Le premier signe avant coureur de l’orage fut ce faux jeton de Franck. Franck, il le connaît depuis près de dix ans. Un copain de promo, enfin un copain, plutôt un collègue. Un de ces types qui sont imposés par le destin, toujours là où on n’a pas besoin de les rencontrer. Les oreilles traînant autour des groupes de copains (les vrais). On le supposait mouchard, sans preuves. Peut être à cause de sa physionomie de fouine, de son maintien équivoque du type qui enregistre, pour le cas où.

 Jamais une idée personnelle, jamais la moindre opinion, jamais de discussion, un type opaque et sans consistance. Mais on pouvait pas le laisser seul, le tenir à l’écart. On allait quand même pas instituer un délit de sale gueule ! Alors il était là en permanence, mettant tout le monde mal à l’aise par sa seule présence.
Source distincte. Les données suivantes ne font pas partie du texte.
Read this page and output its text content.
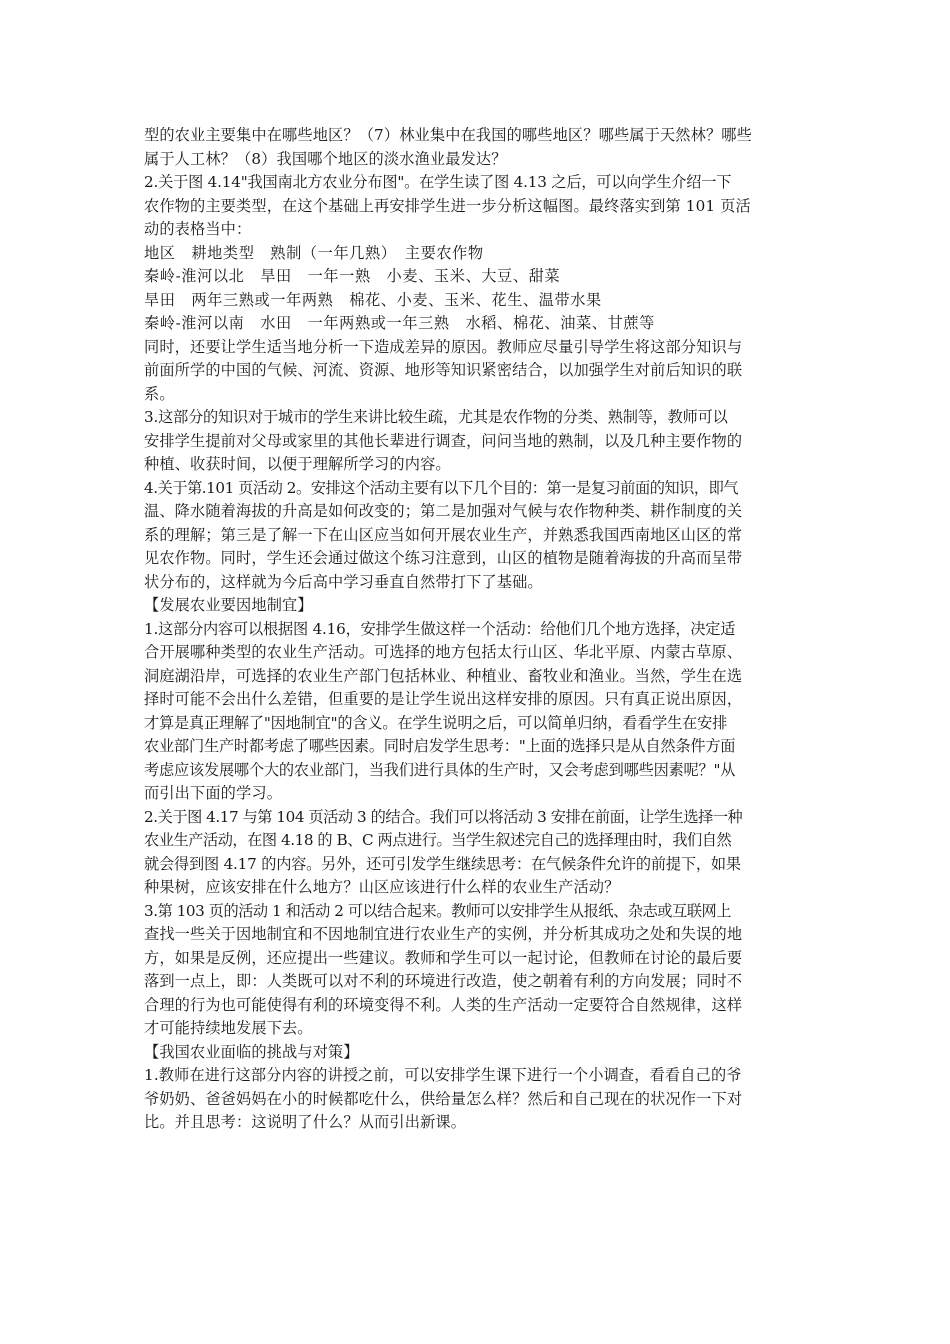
型的农业主要集中在哪些地区？（7）林业集中在我国的哪些地区？哪些属于天然林？哪些
属于人工林？（8）我国哪个地区的淡水渔业最发达？
2.关于图 4.14"我国南北方农业分布图"。在学生读了图 4.13 之后，可以向学生介绍一下
农作物的主要类型，在这个基础上再安排学生进一步分析这幅图。最终落实到第 101 页活
动的表格当中：
地区　耕地类型　熟制（一年几熟）　主要农作物
秦岭-淮河以北　旱田　一年一熟　小麦、玉米、大豆、甜菜
旱田　两年三熟或一年两熟　棉花、小麦、玉米、花生、温带水果
秦岭-淮河以南　水田　一年两熟或一年三熟　水稻、棉花、油菜、甘蔗等
同时，还要让学生适当地分析一下造成差异的原因。教师应尽量引导学生将这部分知识与
前面所学的中国的气候、河流、资源、地形等知识紧密结合，以加强学生对前后知识的联
系。
3.这部分的知识对于城市的学生来讲比较生疏，尤其是农作物的分类、熟制等，教师可以
安排学生提前对父母或家里的其他长辈进行调查，问问当地的熟制，以及几种主要作物的
种植、收获时间，以便于理解所学习的内容。
4.关于第.101 页活动 2。安排这个活动主要有以下几个目的：第一是复习前面的知识，即气
温、降水随着海拔的升高是如何改变的；第二是加强对气候与农作物种类、耕作制度的关
系的理解；第三是了解一下在山区应当如何开展农业生产，并熟悉我国西南地区山区的常
见农作物。同时，学生还会通过做这个练习注意到，山区的植物是随着海拔的升高而呈带
状分布的，这样就为今后高中学习垂直自然带打下了基础。
【发展农业要因地制宜】
1.这部分内容可以根据图 4.16，安排学生做这样一个活动：给他们几个地方选择，决定适
合开展哪种类型的农业生产活动。可选择的地方包括太行山区、华北平原、内蒙古草原、
洞庭湖沿岸，可选择的农业生产部门包括林业、种植业、畜牧业和渔业。当然，学生在选
择时可能不会出什么差错，但重要的是让学生说出这样安排的原因。只有真正说出原因，
才算是真正理解了"因地制宜"的含义。在学生说明之后，可以简单归纳，看看学生在安排
农业部门生产时都考虑了哪些因素。同时启发学生思考："上面的选择只是从自然条件方面
考虑应该发展哪个大的农业部门，当我们进行具体的生产时，又会考虑到哪些因素呢？"从
而引出下面的学习。
2.关于图 4.17 与第 104 页活动 3 的结合。我们可以将活动 3 安排在前面，让学生选择一种
农业生产活动，在图 4.18 的 B、C 两点进行。当学生叙述完自己的选择理由时，我们自然
就会得到图 4.17 的内容。另外，还可引发学生继续思考：在气候条件允许的前提下，如果
种果树，应该安排在什么地方？山区应该进行什么样的农业生产活动？
3.第 103 页的活动 1 和活动 2 可以结合起来。教师可以安排学生从报纸、杂志或互联网上
查找一些关于因地制宜和不因地制宜进行农业生产的实例，并分析其成功之处和失误的地
方，如果是反例，还应提出一些建议。教师和学生可以一起讨论，但教师在讨论的最后要
落到一点上，即：人类既可以对不利的环境进行改造，使之朝着有利的方向发展；同时不
合理的行为也可能使得有利的环境变得不利。人类的生产活动一定要符合自然规律，这样
才可能持续地发展下去。
【我国农业面临的挑战与对策】
1.教师在进行这部分内容的讲授之前，可以安排学生课下进行一个小调查，看看自己的爷
爷奶奶、爸爸妈妈在小的时候都吃什么，供给量怎么样？然后和自己现在的状况作一下对
比。并且思考：这说明了什么？从而引出新课。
Bref, Franck était là, devant lui dans son bureau. Depuis combien de temps il ne l’avait pas vu ? Peut être depuis la distribution des diplômes. Franck, classé moyen, plutôt fin de promo. Ça ne l’avait pas empêché d’intégrer la fonction. Au centre régional de plus. Pas chef de service, non quand même pas, mais il devait être peinard. C’est pas lui qui avait les clients sur le dos. D’un autre côté, c’était mieux pour tout le monde, pour les contribuables comme pour l’état. « Franck ! Ça fait une paye ! Qu’est-ce qui t’amène ? » « Rien de spécial, juste un petit bonjour. » « Me fais pas croire que tu viens voir la mer pendant le service. » « Non, en fait, on t’a contrôlé. RAS. Ça rentre plutôt bien chez toi. Pas d’histoires vis à vis des contribuables. T’es bien sous cet angle. » « C’est le principal non. L’argent rentre, les clients sont contents. Bon, qu’est ce qu’y t’amène ? » « C’est à dire...Ben...T’es dans le collimateur. » « Comment ça ? » « Je viens voir, mais c’est officieux, si par hasard tu voudrais pas être muté. Mais avec promotion évidement. » « Ah ! J’ai rien demandé ! » « Justement, c’est le moment. Je vais être franc, depuis le temps qu’on se connaît, si tu demande une mutation, par exemple au centre régional, on te fait dire que c’est OK. » « Ou une perception dans un chef lieu voire une préfecture, je dis pas non. » « C’est pas de ça qu’on a parlé. Ce qu’on te propose c’est plutôt un poste de second d’un service important. Par la quantité de personnel. Dans un premier temps. Moi, une proposition comme ça, je saute dessus. Qu’est ce que t’en dis.» « Rien, j’en dis rien. » « Dans ton bled, là où tu as ta famille, ça serait bien ? » Le silence s’installe entre les deux ex faux copains. Franck se tortille sur sa chaise, Guy sent qu’il crachera le morceau si on le pousse un peu. Il se souvient qu’à l’école c’était un bavard qui se retient, de peur d’en dire trop, de se faire mal voir. « Allez, Franck, déboutonne-toi, raconte. » « T’es chiant, bon d’accord, mais ça restera entre nous ? » Tu parle, il est venu rien que pour ça, pense Guy Lamotte, qui se demande quand même ce qu’on lui veut. Franck respire un grand coup. « T’es plus en odeur de sainteté... Tes bons résultats... Tout le monde s’en fout... C’est le Maire... Voilà... Tu le fais chier... Il en a mare de ta tronche... T’as pas le choix... Si t’as le choix, en réalité... Ou t’accepte la promotion comme sous-chef de service, ou tu coule. »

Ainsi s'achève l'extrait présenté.